Monday, February 23, 2009

Somali Militia Release Kidnapped Italian Nuns

Sisters Maria Teresa Oliviero, 61, and Caterina Giruado, 67, abducted four months ago by Somalia-based militia have been released and were in good health at the Italian Embassy in Nairobi on Thursday afternoon.

The two Italian Catholic nuns were abducted from Elwak, Mandera in North Eastern Province by suspected Al Shabaab militia.

Details of their release are still sketchy but sources privy to the incident said their abductors had demanded that one of three suspected al Qaeda members arrested by Kenyan security forces at the height of the Ethiopian incursion into Somalia be released in return for the nuns.

The abductors crossed into Kenya on the morning of November 9, 2008, fired grenades at the Elwak police post before attacking Elwak Catholic parish and kidnapping the nuns. The sisters had been working there since the 1970s.

Good health

The attackers also stormed Elwak guest house and Lala Salama lodge and robbed a magistrate of a laptop computer, wrist watch and cash. Two police officers lost their jungle uniforms in the raids.

The abductors escaped in two government vehicles. Sister Gianna Benfatto of the Contemplative Missionary Movement of Father Charles de Foucauld in Nairobi confirmed the nuns' release.
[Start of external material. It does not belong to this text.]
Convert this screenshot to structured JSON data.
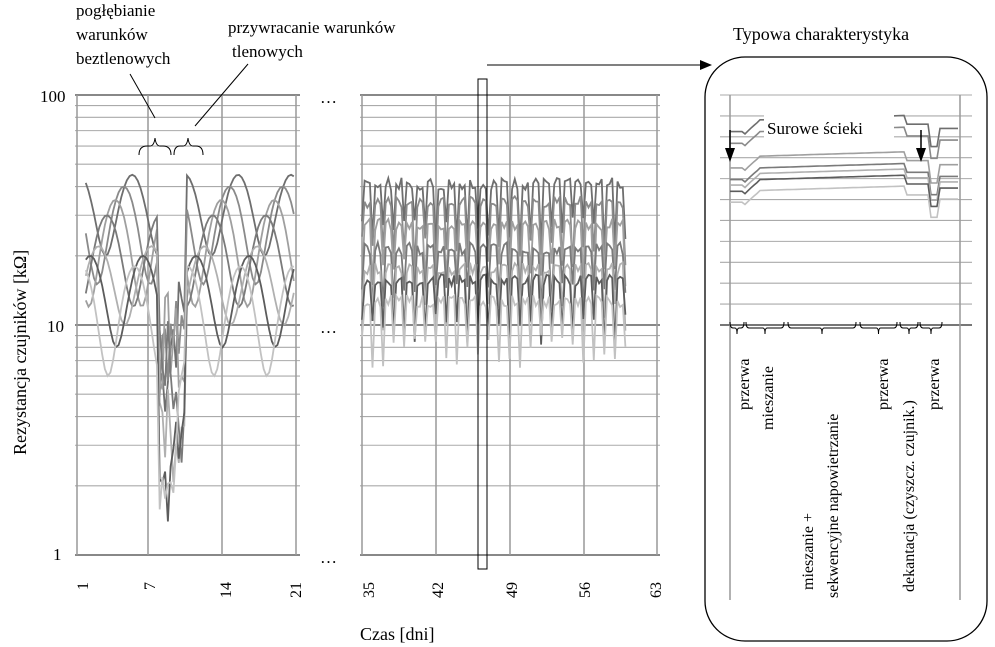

Italian state television is reported by Associated Press to have interviewed one of the nuns by telephone, who confirmed that they were in good health.

Italian Prime Minister Silvio Berlusconi also said the nuns were in high spirits at the Italian embassy in Nairobi. The nuns, members of the Little Sisters of Jesus order, were initially reported to be seven kilometres from the border but were later moved to Mogadishu.